アメリカ上空に現れた“中国の気球”が、両国間の非難の応酬に発展しています。
アメリカは「偵察用だ」として気球を撃墜、対する中国は「無責任なやり方だ」とアメリカを強く批判しました。
冷え込む米中関係の溝は、どこまで深まっていくのでしょうか?

アメリカ「偵察用」 中国「気象用」 気球の撃墜巡り非難の応酬

6日、中国・外務省の報道官はアメリカなどで確認された気球について、改めて「民間のものだ」と強調した上で・・・

中国外務省 毛寧 報道官
「アメリカ側が誇張して騒ぎ立て、武力で襲撃したことは受け入れられない無責任なやり方だ」

さらに報道官は「双方、特にアメリカ側は冷静かつプロフェッショナルに非武力の方式で適切に対処すべきだ」と非難しました。

非難の発端となったのは、アメリカ南東部・サウスカロライナ州の沖合の上空に浮かぶ白い物体。そこへ航空機のものとみられる航跡が近づいていきます。

撮影者
「飛行機が撃ち落とした!」

4日、気球が“撃墜”されたとみられる瞬間を複数の人が撮影していました。アメリカ国防総省は5日、落下した残骸の回収作業を進めていると明らかにしています。

「気象観測用の気球が長時間飛び続けることは考えにくい」日本の気象観測気球との違い

6日の中国共産党系国際紙の『環球時報』。一面はアメリカ上空で撃墜された中国の気球についてです。
専門家のコメントを引用する形で、「武力を行使したことは明らかに限度を超えている。中国側は賠償を主張していい」などと伝えています。

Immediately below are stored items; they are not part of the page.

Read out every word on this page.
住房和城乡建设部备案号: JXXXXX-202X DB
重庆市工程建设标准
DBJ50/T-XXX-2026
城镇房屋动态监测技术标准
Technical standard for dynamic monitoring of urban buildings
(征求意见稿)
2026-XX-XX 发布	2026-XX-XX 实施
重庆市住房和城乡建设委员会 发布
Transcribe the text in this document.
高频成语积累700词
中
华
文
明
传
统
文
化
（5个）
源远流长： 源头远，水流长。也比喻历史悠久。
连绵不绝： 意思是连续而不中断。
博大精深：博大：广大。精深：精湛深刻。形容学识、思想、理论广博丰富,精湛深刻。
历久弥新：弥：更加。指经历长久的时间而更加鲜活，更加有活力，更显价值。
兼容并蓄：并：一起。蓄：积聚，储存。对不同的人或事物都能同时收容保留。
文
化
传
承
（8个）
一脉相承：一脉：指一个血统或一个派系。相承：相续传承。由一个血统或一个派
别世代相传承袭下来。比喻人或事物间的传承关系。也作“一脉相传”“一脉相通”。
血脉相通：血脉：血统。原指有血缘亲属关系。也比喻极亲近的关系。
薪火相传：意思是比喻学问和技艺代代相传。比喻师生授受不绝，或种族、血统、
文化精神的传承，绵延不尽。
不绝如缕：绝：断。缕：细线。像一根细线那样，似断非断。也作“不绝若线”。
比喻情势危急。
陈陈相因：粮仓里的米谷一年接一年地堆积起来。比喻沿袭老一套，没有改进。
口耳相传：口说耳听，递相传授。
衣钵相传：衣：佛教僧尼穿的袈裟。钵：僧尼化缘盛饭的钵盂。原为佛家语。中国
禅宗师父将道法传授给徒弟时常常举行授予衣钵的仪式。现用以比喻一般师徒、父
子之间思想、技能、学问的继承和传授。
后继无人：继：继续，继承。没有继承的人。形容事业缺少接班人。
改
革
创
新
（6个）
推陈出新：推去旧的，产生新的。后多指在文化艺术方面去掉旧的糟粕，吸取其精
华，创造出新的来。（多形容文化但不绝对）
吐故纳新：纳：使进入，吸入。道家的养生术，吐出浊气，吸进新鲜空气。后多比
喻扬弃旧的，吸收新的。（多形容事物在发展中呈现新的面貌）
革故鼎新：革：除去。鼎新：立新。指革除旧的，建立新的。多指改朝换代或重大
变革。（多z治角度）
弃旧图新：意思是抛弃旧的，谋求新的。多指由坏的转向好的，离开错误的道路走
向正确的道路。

この気球について、中国政府は「気象などの研究用」としていますが・・・

日本で使用されている気象観測用の気球は、空に放出してから約1時間半で高度30キロに達します。上空は気圧が低いことから、天然ゴムで出来た気球の直径は8メートル弱まで膨らみ、破裂してしまいます。

一方、アメリカメディアによりますと、今回の中国の気球はバス3台分の大きさで中国からアラスカ州のアリューシャン列島へ。カナダ北西部を通り、再びアメリカ本土を横断し海へ出たところで撃墜されました。